Les travaux seront probablement terminés dans trois ou quatre ans. Selon les deux restauratrices, il est parfois difficile d’établir un calendrier, car de nombreux facteurs influencent le travail. La pandémie de COVID-19 a par exemple entraîné des ruptures de stock de certains cartons, et d’autres matériaux n’ont pas pu être livrés en raison de la guerre en Ukraine. Mais des erreurs de production peuvent également se produire, comme c’est le cas actuellement pour le cuir. Il faut maintenant attendre que l’abattage ait lieu. Pour l’instant, Krupa et Süss attendent le cuir, qui n’est produit qu’en petits lots, afin de pouvoir en poser une partie sur le mur l’hiver prochain. En outre, comme le soulignent les restauratrices, chaque bande de cuir est aussi un paquet de surprises, car on ne peut jamais prévoir ce qui nous attend. Sur certains morceaux de tapisserie, les surcollés sont plutôt minimes, tandis que d’autres sont nettement plus collés. En plus, il y a toujours le fait qu’ils ne savent jamais ce qui va apparaître sous le tissu du matelas. Mais l’adversité dans le bâtiment du château lui-même peut aussi poser des problèmes, ainsi le mur ouest a d’abord dû être recrépi en raison d’une courbure vers l’extérieur. Comme dernière étape, les restauratrices prévoient de restaurer la zone autour de la cheminée en faïence, mais elles ne peuvent pas y travailler avec le système de cadres. En effet, autour de la cheminée, la tapisserie en cuir doré est très fragmentée et les cadres ne fonctionnent donc pas à cet endroit. Les restauratrices ont également fait de nouvelles découvertes : elles ont pu démontrer qu’au moins sur le mur ouest, la disposition des carrés était à l’origine différente de celle de l’état actuel. En se basant sur un panneau particulièrement marquant, elles ont constaté que la pièce était à l’origine placée plus bas.
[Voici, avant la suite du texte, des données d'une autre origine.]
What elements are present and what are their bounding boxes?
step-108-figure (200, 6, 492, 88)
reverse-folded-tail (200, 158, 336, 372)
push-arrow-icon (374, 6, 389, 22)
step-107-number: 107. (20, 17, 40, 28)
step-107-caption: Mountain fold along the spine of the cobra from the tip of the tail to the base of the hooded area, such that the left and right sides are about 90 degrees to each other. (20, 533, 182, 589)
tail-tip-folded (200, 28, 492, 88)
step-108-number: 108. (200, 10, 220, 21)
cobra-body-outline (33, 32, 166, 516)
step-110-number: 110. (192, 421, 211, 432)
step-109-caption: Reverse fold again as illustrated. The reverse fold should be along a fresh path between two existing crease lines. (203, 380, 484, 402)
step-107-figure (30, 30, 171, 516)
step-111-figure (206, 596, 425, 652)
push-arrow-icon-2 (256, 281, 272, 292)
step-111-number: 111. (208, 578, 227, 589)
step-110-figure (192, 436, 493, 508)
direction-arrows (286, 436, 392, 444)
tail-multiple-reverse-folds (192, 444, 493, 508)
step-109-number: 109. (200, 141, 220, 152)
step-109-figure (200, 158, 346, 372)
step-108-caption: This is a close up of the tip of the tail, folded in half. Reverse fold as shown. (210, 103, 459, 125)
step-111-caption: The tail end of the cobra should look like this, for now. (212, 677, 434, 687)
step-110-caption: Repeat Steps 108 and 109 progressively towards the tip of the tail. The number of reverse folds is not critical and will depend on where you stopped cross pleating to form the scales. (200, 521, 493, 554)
Ils ne peuvent toutefois pas tirer de conclusions précises sur la disposition, et ils replacent la tapisserie en cuir doré sur le mur comme elle a été enlevée. Mais avec cette nouvelle méthode de pose, le papier peint en cuir doré retrouvera un effet similaire à celui qu’il avait probablement au 18e siècle. En effet, le papier peint n’était pas fixé au mur de manière lisse, mais projetait à travers – de vagues qui, en interaction avec la feuille d’argent et le vernis doré, produisaient alors certainement des reflets de lumière magiques à la lueur des bougies.

D’ailleurs, le Louvre doit être rénové en raison de nombreux défauts.